By now, it's all over the Internet, all over the evening news, all over everywhere: Borders has filed for Chapter 11. Stores will close and people will be out of work. As a book-lover, I should have 'feelings' about this. I guess I do have some. I used to frequent Borders when I was younger. They have a terrific classical music section, or they did back then. The coffee bar in the store was a novelty back then, and sometimes I'd stop in just for a drink. Honestly, I always found their book section sort of lackluster and diffuse, good if you wanted something off the NYT Best-Seller list but not so hot if you're looking for something more off-beat or localized.

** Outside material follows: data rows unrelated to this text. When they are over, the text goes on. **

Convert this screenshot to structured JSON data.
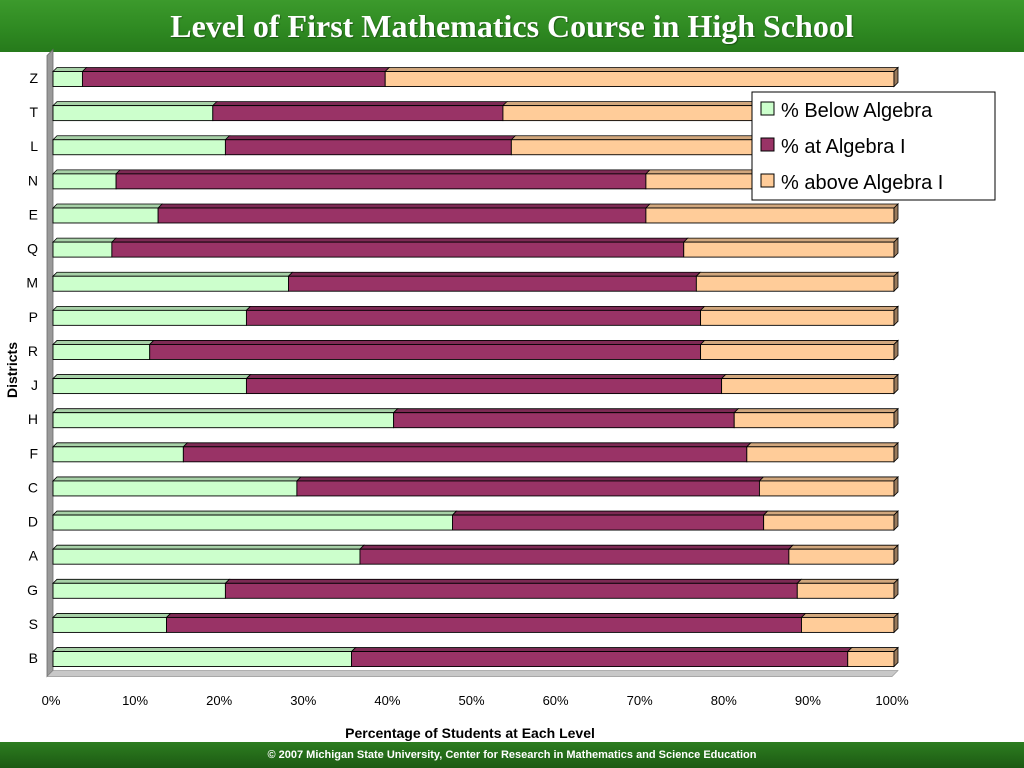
{
  "header": {
    "title": "Level of First Mathematics Course in High School"
  },
  "footer": {
    "text": "© 2007 Michigan State University,  Center for Research in Mathematics and Science Education"
  },
  "colors": {
    "below": "#ccffcc",
    "at": "#993366",
    "above": "#ffcc99",
    "title_bar": "#2f8a22",
    "footer_bar": "#1f6316",
    "wall": "#9a9a9a"
  },
  "chart_data": {
    "type": "bar",
    "orientation": "horizontal",
    "stacked": "percent",
    "xlabel": "Percentage of Students at Each Level",
    "ylabel": "Districts",
    "xlim": [
      0,
      100
    ],
    "xticks": [
      "0%",
      "10%",
      "20%",
      "30%",
      "40%",
      "50%",
      "60%",
      "70%",
      "80%",
      "90%",
      "100%"
    ],
    "legend_position": "top-right",
    "categories": [
      "Z",
      "T",
      "L",
      "N",
      "E",
      "Q",
      "M",
      "P",
      "R",
      "J",
      "H",
      "F",
      "C",
      "D",
      "A",
      "G",
      "S",
      "B"
    ],
    "series": [
      {
        "name": "%  Below Algebra",
        "key": "below",
        "values": [
          3.5,
          19.0,
          20.5,
          7.5,
          12.5,
          7.0,
          28.0,
          23.0,
          11.5,
          23.0,
          40.5,
          15.5,
          29.0,
          47.5,
          36.5,
          20.5,
          13.5,
          35.5
        ]
      },
      {
        "name": "%  at Algebra I",
        "key": "at",
        "values": [
          36.0,
          34.5,
          34.0,
          63.0,
          58.0,
          68.0,
          48.5,
          54.0,
          65.5,
          56.5,
          40.5,
          67.0,
          55.0,
          37.0,
          51.0,
          68.0,
          75.5,
          59.0
        ]
      },
      {
        "name": "%  above Algebra I",
        "key": "above",
        "values": [
          60.5,
          46.5,
          45.5,
          29.5,
          29.5,
          25.0,
          23.5,
          23.0,
          23.0,
          20.5,
          19.0,
          17.5,
          16.0,
          15.5,
          12.5,
          11.5,
          11.0,
          5.5
        ]
      }
    ]
  }
}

If the entire chain goes under, as it seems to be in danger of doing, that would be A Bad Thing for sure. Between them and Barnes and Noble, they virtually killed off indie bookstores in the country. Buying books will be reduced to the click of a mouse for many people. They'll miss the serendipity of the remainder table, of the interestingly-titled book that wound up on the shelf next to what they were going for, or the tantalizing history book they happened across when they accidentally wandered into that aisle. They'll miss the communal experience of having a place to go and feel less alone, the surge of validation when they ask at the counter for an author they were sure NO ONE ELSE had ever heard of, only to be told they were all sold out. If the bookstore was really good, the bookseller might even add, by the way, the store has a book discussion group on that genre, if you want to come.

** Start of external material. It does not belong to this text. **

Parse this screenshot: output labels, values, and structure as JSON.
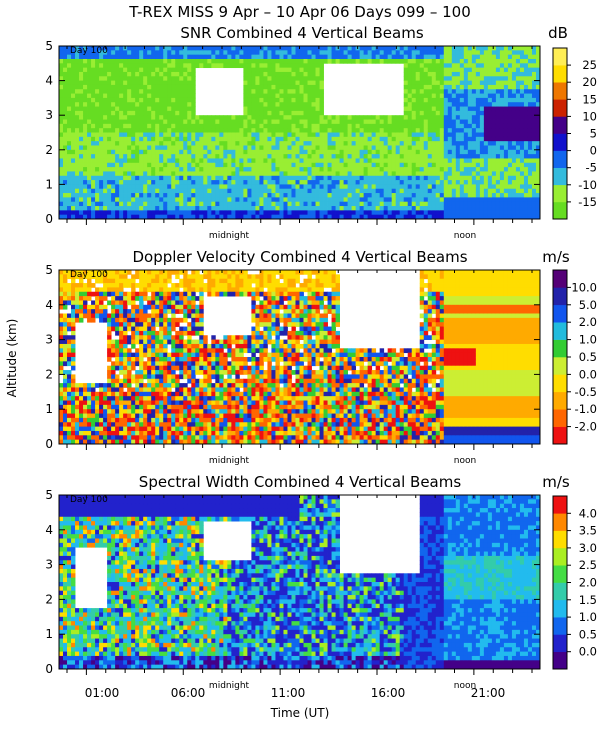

Many commentors on stories about the fall of Borders have sunk to schadenfreude. It's certainly tempting: you opened your mega-store across from my favorite indie bookstore, they were out of business in a year, how's it feel, motherfuckers, how's it feel? The problem is that the people that stand to be hurt the most by this, as always, aren't corporate suits. They're little guys. Like Manny, Roz, Nicolette and Jackie from Last Night at the Lobster. Kids putting themselves through college, single moms, retirees forced back into the workforce, veterans who came home and couldn't get better jobs. And, increasingly, people who played by life's rules, attended college, and wound up with little more to show for it than a job at a failing bookstore.
The first round of closings will affect an estimated 19,500 people. I wish all of them a soft landing.